Thu, Feb 24, 2005 - Page 9 News List

Flirting with Armageddon: Welcome to a new arms race

The threat of a dirty bomb or `conventional' nuclear strike is now greater than during the Cold War

By Paul Harris and Jason Burke  /  THE OBSERVER , London

"The intent is there," one Western intelligence source said. "The question is whether any militant organization -- particularly one that is being chased by the most powerful nation in the world -- could build the facilities to create and weaponize a nuclear armament, even some kind of `suitcase bomb' style device. The answer is `probably no.'"

Instead, most experts agree, the main threat comes from a basic radiological device -- or dirty bomb. This would be a conventional bomb laced with radioactive material -- perhaps only an element from a hospital x-ray machine.

According to a report to be published next week by the British American Security Information Council, the radiological impact of a dirty bomb is uncertain. In 1987 the Iraqi army tested a large radiological bomb for possible use in the Iran-Iraq war, but abandoned the plan because the radiation levels produced were not considered high enough. But dirty bombs do have two advantages for terrorists. First, they could cause widespread panic and chaos.

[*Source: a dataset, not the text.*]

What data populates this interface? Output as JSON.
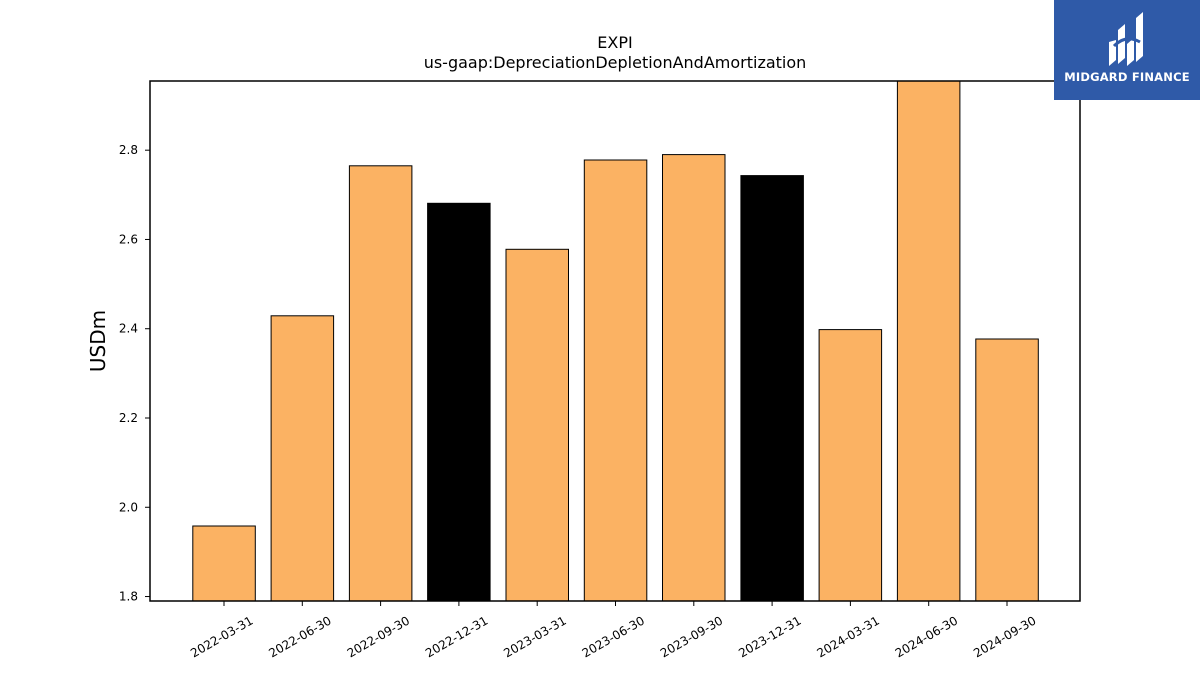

Second, the cost of the cleanup, and the implications of having large parts of a city center rendered unusable, would be massive.

There are also fears that North Korea or Iran may give nuclear technology to militants, or rogue scientists selling secrets or nuclear materials. A recent example is that of Abdul Qadeer Khan, the father of Pakistan's nuclear program, who reportedly made himself a fortune of more than US$400 million in a 15-year career of selling nuclear secrets to North Korea, Libya and, quite possibly, Iran.

Working through scores of off-shore accounts and cut-out companies, Khan's network stretched from South Africa to Morocco to Singapore. Turkish and Malaysian workshops made parts for centrifuges, Italian factories made furnaces, a German supplier provided vacuum pumps. Though the CIA have claimed they had penetrated the network, it is still thought Khan was able to visit North Korea more than a dozen times to swap Pakistani centrifuge technology for local missile know-how, pass uranium-enrichment technology to Iran and to give Libya blueprints for a bomb.

There are dangers everywhere. Many fear General Pervaiz Musharraf's pro-Western government in Pakistan, which already has the bomb, could be replaced by a harder line Islamic regime. And there are problems with former Soviet stocks. Russia alone has hundreds of metric tonnes of weapons grade materials such as enriched uranium.

The prospect of a nuclear attack by terrorists on a Western city is more possible now than at any time.

"If a nuclear weapon went off in a city somewhere, it would not surprise me at all," Leventhal said.

It is not all doom and gloom. Libya has come in from the diplomatic cold, giving up its nuclear ambitions. And there is now little possibility of a nuclear-armed Iraq threatening the Middle East.

But in general the situation looks bleak. It has been more than 30 years since the Nuclear Non-Proliferation Treaty was created. It was designed to discourage nations from developing nuclear weapons in return for access to nuclear power and an obligation on behalf of the big powers to work towards nuclear disarmament.